Once she finally moved, I visited on and off and finally realized that we had our own place to play "house". I could come over when I wanted, we could stay up all night or in the bed all day; we could do exactly what we wanted. It was ignorant bliss, ignorant, that is, of what was soon to come. Soon after that, I noticed she was going out with friends and meeting new people, while I, on the other had, was working and taking online classes, and having no friends. Pictures of here were popping up on Facebook and I noticed she was not wearing her ring in any of them. Talk about a wake up call that I basically checked the caller id and blocked the number to. She said, at first, that no one would talk to her if she wore it, because she looked like a "fuddy duddy", then it was the fact that it was too big and she didnt want to lose it, so I had it sized a half size too small just to make it too hard to get off. BIG mistake. 

Let me stop right here and say that if anyone ever has told you that you cannot hold on to something or someone to make them love you and commit to you, they were right, so just listen.

Our main issue, one of the biggest contributors to our downfall, was the fact that she was a wild spirit; she wanted to meet people, go out, and get the college experience, while I, on the other hand, was a recluse; I worked a 9 to 5, took a few online classes, and simply refused to go out and meet anyone. Over the Christmas break, we found ourselves alone at the apartment alot. The roommates were back at their homes and we had a place to play house without any interferences. Soon after that, we both started classes again and saw each other 3-4 days a week. Even up to March of 2011, somewhere in our hearts, we wanted to make it work and get married. I can note this because she painted a picture of us in wedding clothes for my birthday gift. Things fell apart just weeks later.

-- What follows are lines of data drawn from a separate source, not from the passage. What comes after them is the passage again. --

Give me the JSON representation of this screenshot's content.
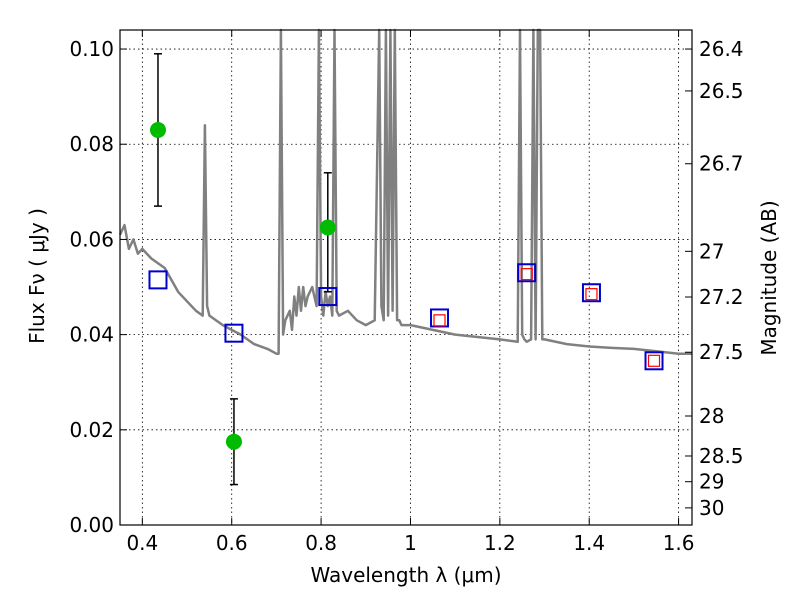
{
  "chart_data": {
    "type": "scatter",
    "xlabel": "Wavelength  λ (μm)",
    "ylabel": "Flux  Fν  ( μJy )",
    "ylabel_right": "Magnitude (AB)",
    "xlim": [
      0.35,
      1.63
    ],
    "ylim": [
      0.0,
      0.104
    ],
    "x_ticks": [
      0.4,
      0.6,
      0.8,
      1.0,
      1.2,
      1.4,
      1.6
    ],
    "x_tick_labels": [
      "0.4",
      "0.6",
      "0.8",
      "1",
      "1.2",
      "1.4",
      "1.6"
    ],
    "y_ticks": [
      0.0,
      0.02,
      0.04,
      0.06,
      0.08,
      0.1
    ],
    "y_tick_labels": [
      "0.00",
      "0.02",
      "0.04",
      "0.06",
      "0.08",
      "0.10"
    ],
    "right_ticks": [
      {
        "label": "26.4",
        "flux": 0.1
      },
      {
        "label": "26.5",
        "flux": 0.0912
      },
      {
        "label": "26.7",
        "flux": 0.0759
      },
      {
        "label": "27",
        "flux": 0.0575
      },
      {
        "label": "27.2",
        "flux": 0.0479
      },
      {
        "label": "27.5",
        "flux": 0.0363
      },
      {
        "label": "28",
        "flux": 0.0229
      },
      {
        "label": "28.5",
        "flux": 0.0145
      },
      {
        "label": "29",
        "flux": 0.0091
      },
      {
        "label": "30",
        "flux": 0.0036
      }
    ],
    "grid": true,
    "series": [
      {
        "kind": "line",
        "color": "#808080",
        "x": [
          0.35,
          0.36,
          0.37,
          0.38,
          0.39,
          0.4,
          0.42,
          0.45,
          0.48,
          0.5,
          0.52,
          0.535,
          0.54,
          0.545,
          0.55,
          0.58,
          0.6,
          0.62,
          0.65,
          0.68,
          0.7,
          0.705,
          0.71,
          0.715,
          0.72,
          0.73,
          0.735,
          0.74,
          0.745,
          0.75,
          0.755,
          0.76,
          0.765,
          0.77,
          0.78,
          0.79,
          0.795,
          0.8,
          0.805,
          0.81,
          0.815,
          0.82,
          0.825,
          0.83,
          0.835,
          0.84,
          0.86,
          0.88,
          0.9,
          0.92,
          0.93,
          0.935,
          0.94,
          0.945,
          0.95,
          0.955,
          0.96,
          0.965,
          0.97,
          0.975,
          0.98,
          1.0,
          1.05,
          1.1,
          1.15,
          1.2,
          1.24,
          1.245,
          1.25,
          1.255,
          1.26,
          1.27,
          1.275,
          1.28,
          1.285,
          1.29,
          1.295,
          1.3,
          1.35,
          1.4,
          1.45,
          1.5,
          1.55,
          1.6,
          1.63
        ],
        "y": [
          0.061,
          0.063,
          0.058,
          0.06,
          0.057,
          0.058,
          0.056,
          0.054,
          0.049,
          0.047,
          0.045,
          0.044,
          0.084,
          0.046,
          0.044,
          0.042,
          0.041,
          0.04,
          0.038,
          0.037,
          0.036,
          0.036,
          0.104,
          0.04,
          0.043,
          0.045,
          0.041,
          0.048,
          0.044,
          0.05,
          0.045,
          0.05,
          0.046,
          0.048,
          0.05,
          0.046,
          0.104,
          0.048,
          0.044,
          0.049,
          0.046,
          0.048,
          0.044,
          0.104,
          0.045,
          0.044,
          0.045,
          0.043,
          0.042,
          0.043,
          0.104,
          0.046,
          0.043,
          0.104,
          0.044,
          0.104,
          0.045,
          0.104,
          0.043,
          0.043,
          0.042,
          0.042,
          0.041,
          0.04,
          0.0395,
          0.039,
          0.0385,
          0.104,
          0.04,
          0.039,
          0.0385,
          0.039,
          0.104,
          0.039,
          0.104,
          0.104,
          0.039,
          0.039,
          0.038,
          0.0375,
          0.0372,
          0.037,
          0.0365,
          0.036,
          0.036
        ]
      },
      {
        "kind": "points_with_errors",
        "marker": "circle",
        "color": "#00bb00",
        "x": [
          0.435,
          0.605,
          0.815
        ],
        "y": [
          0.083,
          0.0175,
          0.0625
        ],
        "yerr_low": [
          0.067,
          0.0085,
          0.049
        ],
        "yerr_high": [
          0.099,
          0.0265,
          0.074
        ]
      },
      {
        "kind": "markers",
        "marker": "open-square",
        "color": "#0000cc",
        "x": [
          0.435,
          0.605,
          0.815,
          1.065,
          1.26,
          1.405,
          1.545
        ],
        "y": [
          0.0515,
          0.0403,
          0.048,
          0.0435,
          0.053,
          0.0488,
          0.0345
        ]
      },
      {
        "kind": "markers",
        "marker": "small-open-square",
        "color": "#ff0000",
        "x": [
          1.065,
          1.26,
          1.405,
          1.545
        ],
        "y": [
          0.043,
          0.0527,
          0.0485,
          0.0345
        ]
      }
    ]
  }
}
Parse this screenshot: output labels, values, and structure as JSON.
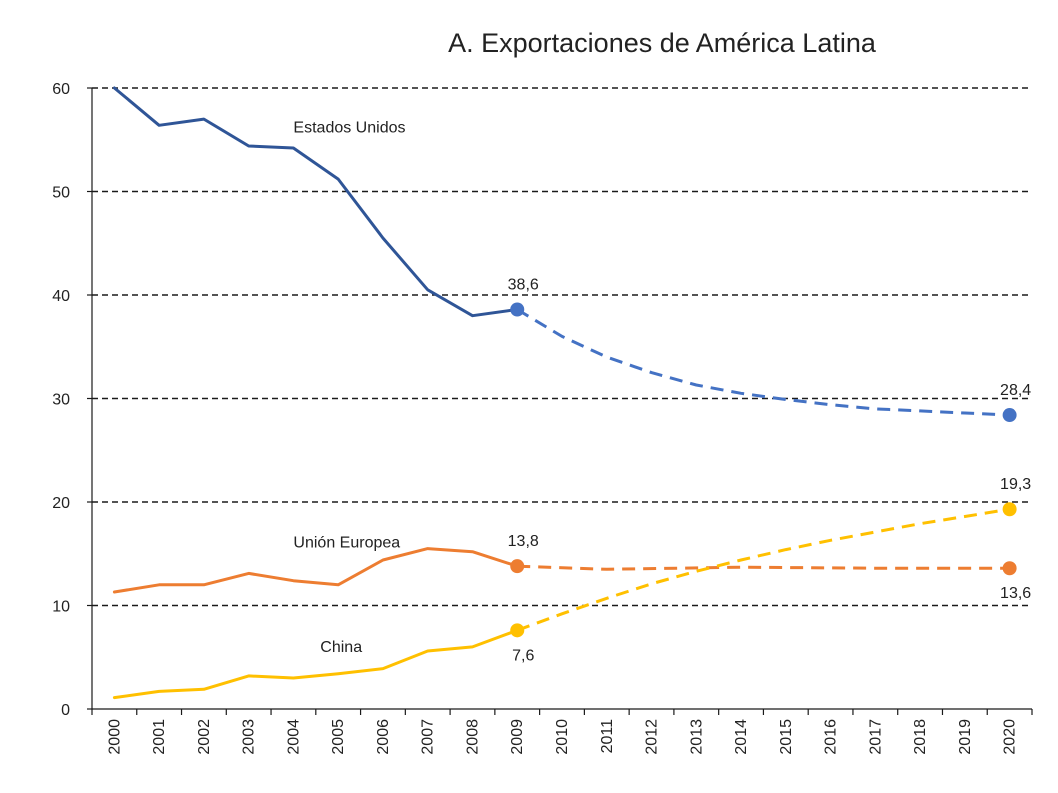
{
  "chart_data": {
    "type": "line",
    "title": "A. Exportaciones de América Latina",
    "x": [
      2000,
      2001,
      2002,
      2003,
      2004,
      2005,
      2006,
      2007,
      2008,
      2009,
      2010,
      2011,
      2012,
      2013,
      2014,
      2015,
      2016,
      2017,
      2018,
      2019,
      2020
    ],
    "ylim": [
      0,
      60
    ],
    "yticks": [
      0,
      10,
      20,
      30,
      40,
      50,
      60
    ],
    "grid": true,
    "series": [
      {
        "name": "Estados Unidos",
        "color": "#2f5597",
        "marker_color": "#4472c4",
        "actual": [
          [
            2000,
            60.0
          ],
          [
            2001,
            56.4
          ],
          [
            2002,
            57.0
          ],
          [
            2003,
            54.4
          ],
          [
            2004,
            54.2
          ],
          [
            2005,
            51.2
          ],
          [
            2006,
            45.5
          ],
          [
            2007,
            40.5
          ],
          [
            2008,
            38.0
          ],
          [
            2009,
            38.6
          ]
        ],
        "projection": [
          [
            2009,
            38.6
          ],
          [
            2010,
            36.0
          ],
          [
            2011,
            34.0
          ],
          [
            2012,
            32.5
          ],
          [
            2013,
            31.3
          ],
          [
            2014,
            30.5
          ],
          [
            2015,
            29.9
          ],
          [
            2016,
            29.4
          ],
          [
            2017,
            29.0
          ],
          [
            2018,
            28.8
          ],
          [
            2019,
            28.6
          ],
          [
            2020,
            28.4
          ]
        ],
        "labels": [
          {
            "x": 2009,
            "y": 38.6,
            "text": "38,6",
            "pos": "above"
          },
          {
            "x": 2020,
            "y": 28.4,
            "text": "28,4",
            "pos": "above"
          }
        ]
      },
      {
        "name": "Unión Europea",
        "color": "#ed7d31",
        "marker_color": "#ed7d31",
        "actual": [
          [
            2000,
            11.3
          ],
          [
            2001,
            12.0
          ],
          [
            2002,
            12.0
          ],
          [
            2003,
            13.1
          ],
          [
            2004,
            12.4
          ],
          [
            2005,
            12.0
          ],
          [
            2006,
            14.4
          ],
          [
            2007,
            15.5
          ],
          [
            2008,
            15.2
          ],
          [
            2009,
            13.8
          ]
        ],
        "projection": [
          [
            2009,
            13.8
          ],
          [
            2011,
            13.5
          ],
          [
            2014,
            13.7
          ],
          [
            2017,
            13.6
          ],
          [
            2020,
            13.6
          ]
        ],
        "labels": [
          {
            "x": 2009,
            "y": 13.8,
            "text": "13,8",
            "pos": "above"
          },
          {
            "x": 2020,
            "y": 13.6,
            "text": "13,6",
            "pos": "below"
          }
        ]
      },
      {
        "name": "China",
        "color": "#ffc000",
        "marker_color": "#ffc000",
        "actual": [
          [
            2000,
            1.1
          ],
          [
            2001,
            1.7
          ],
          [
            2002,
            1.9
          ],
          [
            2003,
            3.2
          ],
          [
            2004,
            3.0
          ],
          [
            2005,
            3.4
          ],
          [
            2006,
            3.9
          ],
          [
            2007,
            5.6
          ],
          [
            2008,
            6.0
          ],
          [
            2009,
            7.6
          ]
        ],
        "projection": [
          [
            2009,
            7.6
          ],
          [
            2010,
            9.2
          ],
          [
            2011,
            10.7
          ],
          [
            2012,
            12.1
          ],
          [
            2013,
            13.3
          ],
          [
            2014,
            14.4
          ],
          [
            2015,
            15.4
          ],
          [
            2016,
            16.3
          ],
          [
            2017,
            17.1
          ],
          [
            2018,
            17.9
          ],
          [
            2019,
            18.6
          ],
          [
            2020,
            19.3
          ]
        ],
        "labels": [
          {
            "x": 2009,
            "y": 7.6,
            "text": "7,6",
            "pos": "below"
          },
          {
            "x": 2020,
            "y": 19.3,
            "text": "19,3",
            "pos": "above"
          }
        ]
      }
    ],
    "series_labels": [
      {
        "text": "Estados Unidos",
        "x": 2004.0,
        "y": 55.7
      },
      {
        "text": "Unión Europea",
        "x": 2004.0,
        "y": 15.6
      },
      {
        "text": "China",
        "x": 2004.6,
        "y": 5.5
      }
    ]
  }
}
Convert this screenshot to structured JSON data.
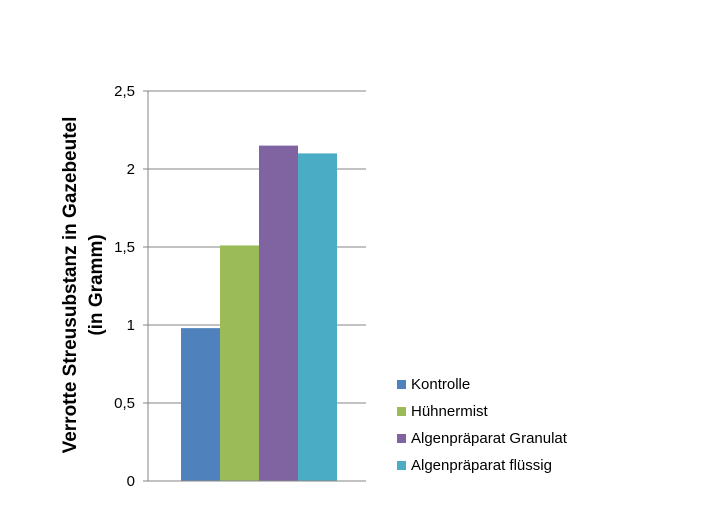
{
  "chart_data": {
    "type": "bar",
    "title": "",
    "xlabel": "",
    "ylabel_line1": "Verrotte Streusubstanz in Gazebeutel",
    "ylabel_line2": "(in Gramm)",
    "ylim": [
      0,
      2.5
    ],
    "yticks": [
      "0",
      "0,5",
      "1",
      "1,5",
      "2",
      "2,5"
    ],
    "ytick_values": [
      0,
      0.5,
      1,
      1.5,
      2,
      2.5
    ],
    "grid": true,
    "legend_position": "right",
    "series": [
      {
        "name": "Kontrolle",
        "value": 0.98,
        "color": "#4F81BD"
      },
      {
        "name": "Hühnermist",
        "value": 1.51,
        "color": "#9BBB59"
      },
      {
        "name": "Algenpräparat Granulat",
        "value": 2.15,
        "color": "#8064A2"
      },
      {
        "name": "Algenpräparat flüssig",
        "value": 2.1,
        "color": "#4BACC6"
      }
    ]
  }
}
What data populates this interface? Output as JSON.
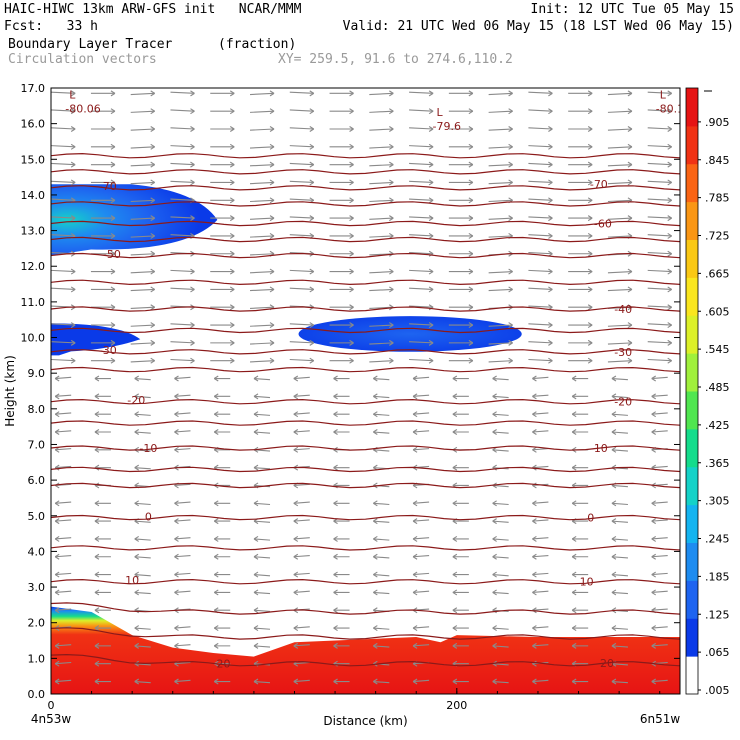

We agreed to take a break, to still be friends, and to still spend the night together, but to take a "break". Im still not sure what that means... We saw each other the next day and she told me that we were "dead". Less than 12 hours later, she told me she thought we were supposed to be together and end up together but she was confused, and she invited me to her families Easter dinner. I later found out that her feelings for me were gone. She still said she loved me and she still called me to talk. At this point, all we have together is a distance between us that we never could have imagined. We both wish it could have ended up different and I will admit that every time the phone rings, every car that pulls up, every knock on my door, I hope its her, coming back to say its time to work on things and get back where we belong. That wont happen.

My heart is broken.
I am broken.
Even in the middle of this Storm, I see the Son.